Tayto park magician

Real Magic

By on Mar 2, 2014

You need to know the following before you read this:
1. The names, ages and small details of this story have been changed to protect the privacy of the people involved.

2. I wish I could tell this story better. I hope these words do the story justice. I’m not the soppy type and don’t mean for this to be a soppy or sad story.

I’ve been performing a routine in family shows since 2008, where I get a Dad from the audience to come up with his daughter. Dad plays the part of a King and I give him some challenges to pass. And if Dad can pass just one challenge, we turn his daughter into a real life princess, with a crown, an official scroll and everything.
The challenges are all in good fun and involve the Dad passing tests of: Bravery, skill, magic and finally attempting some impossible mind reading.
It’s a fast paced routine with a lot of messing and a lot of laughs, as Dad is trying his best to be the hero, but failing time and time again.

During a show one day, Joe the Dad comes up to help along with his little 6 year old girl Sophie.

Having done the usual routine where Joe get’s 4 challenges, and he fails the first 3 (because I set it up that way, not because Joe’s an idiot). Everyone is laughing and having a good time, I notice that Joe is getting genuinely nervous as he fails more of the challenges.
This isn’t the normal kind of nervous people get when standing in front of an audience, but the kind of nervous you get when you’re heart is racing, your hands shake, a little sweat appears on your forehead and you feel a little sick. Genuine nerves. Just one step away from shock. I look at Joe before he does his last challenge and notice he’s gone pale, his hands are shaking and he’s breathing is shallow and fast. After the show, a friend in the audience who was watching, told me he thought Joe was crying. But I didn’t notice it at the time.
I decide to wrap up the routine as fast as possible, keep an eye on him, and be as professional and nice to Joe as I could.

Dad of course got the final test right (By magic of course, even Joe didn’t know how he got it right)
The crowd cheer as I say “We have a princess!” I look at Joe again, and see him exhale and his shoulders relax as the tension releases. He starts to grin from ear to ear and his eyes light up.
I place the princess crown on Sophie’s head. She runs across the stage and hugs her Dad. Sophie, Joe and I holds hands and take a bow. I high five Joe and get another round of applause for “his daughters hero” as he brings his princess back to their seats.

The show ends there. But the story doesn’t.

After the show, Sophie and her Mum Joan and Sophie’s little sister come up to me, to shake hands, say thanks and take a picture. I oblige. As we take the photo, I notice Dad, Joe is sitting alone in the seats. I ask Mum to go get him to join us in the picture. Joan tells me “He wants to be left alone” I thought it was a bit unusual but carried on. Mum sends the kids back to Dad, she looks me in the eye and says…
“Thank you again. Our Sophie is terminally ill, and her Dad has been feeling helpless for years.

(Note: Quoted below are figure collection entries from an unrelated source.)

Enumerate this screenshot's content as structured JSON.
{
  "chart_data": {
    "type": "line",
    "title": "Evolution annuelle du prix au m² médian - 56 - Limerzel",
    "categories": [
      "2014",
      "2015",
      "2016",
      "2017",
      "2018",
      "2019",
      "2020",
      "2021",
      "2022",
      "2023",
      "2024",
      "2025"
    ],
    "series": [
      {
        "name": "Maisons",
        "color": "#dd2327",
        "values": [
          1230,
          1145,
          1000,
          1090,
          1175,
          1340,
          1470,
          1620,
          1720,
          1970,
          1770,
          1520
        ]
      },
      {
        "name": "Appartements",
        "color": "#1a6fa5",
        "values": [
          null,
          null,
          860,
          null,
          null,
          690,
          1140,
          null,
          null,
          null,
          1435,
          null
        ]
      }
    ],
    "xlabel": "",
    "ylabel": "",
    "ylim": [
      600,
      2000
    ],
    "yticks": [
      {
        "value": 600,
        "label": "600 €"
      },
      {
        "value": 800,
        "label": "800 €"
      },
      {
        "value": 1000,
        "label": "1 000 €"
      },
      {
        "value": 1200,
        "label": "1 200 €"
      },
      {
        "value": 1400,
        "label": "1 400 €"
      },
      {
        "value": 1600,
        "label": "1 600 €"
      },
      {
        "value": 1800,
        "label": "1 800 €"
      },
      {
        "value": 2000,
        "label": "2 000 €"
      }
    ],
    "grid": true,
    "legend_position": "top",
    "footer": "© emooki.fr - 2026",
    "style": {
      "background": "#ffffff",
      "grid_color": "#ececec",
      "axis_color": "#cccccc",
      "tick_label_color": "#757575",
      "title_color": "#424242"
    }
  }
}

He’s overwhelmed because now he feels like her hero”

I didn’t ask why Sophie was so ill, I kind of just stood there silently a bit stunned. And a bit embarrassed that I was just messing about, having a laugh, doing the normal act and had no idea what impact it was having.

For a few moments in that families sad story, there was a bit of laughter and happiness.
I wasn’t sure about sharing this story, but the family have been in touch since to say thanks, and Mum said they’ve been telling the story every chance they get, and so should I. For them it’s a happy story so that’s how I’m going to think of it too.

For other magicians and performers reading this…
If you look at the statistics – The hundreds of shows you’ve done. Times the number of people at each. It works out that a similar thing has in all probability, happened to you with someone you’ve performed for. You just didn’t know about it.
The only difference is, by some fluke I found out my audience volunteers back-story.
And it also means you have the opportunity to have this effect on someone in every show you do, ever again.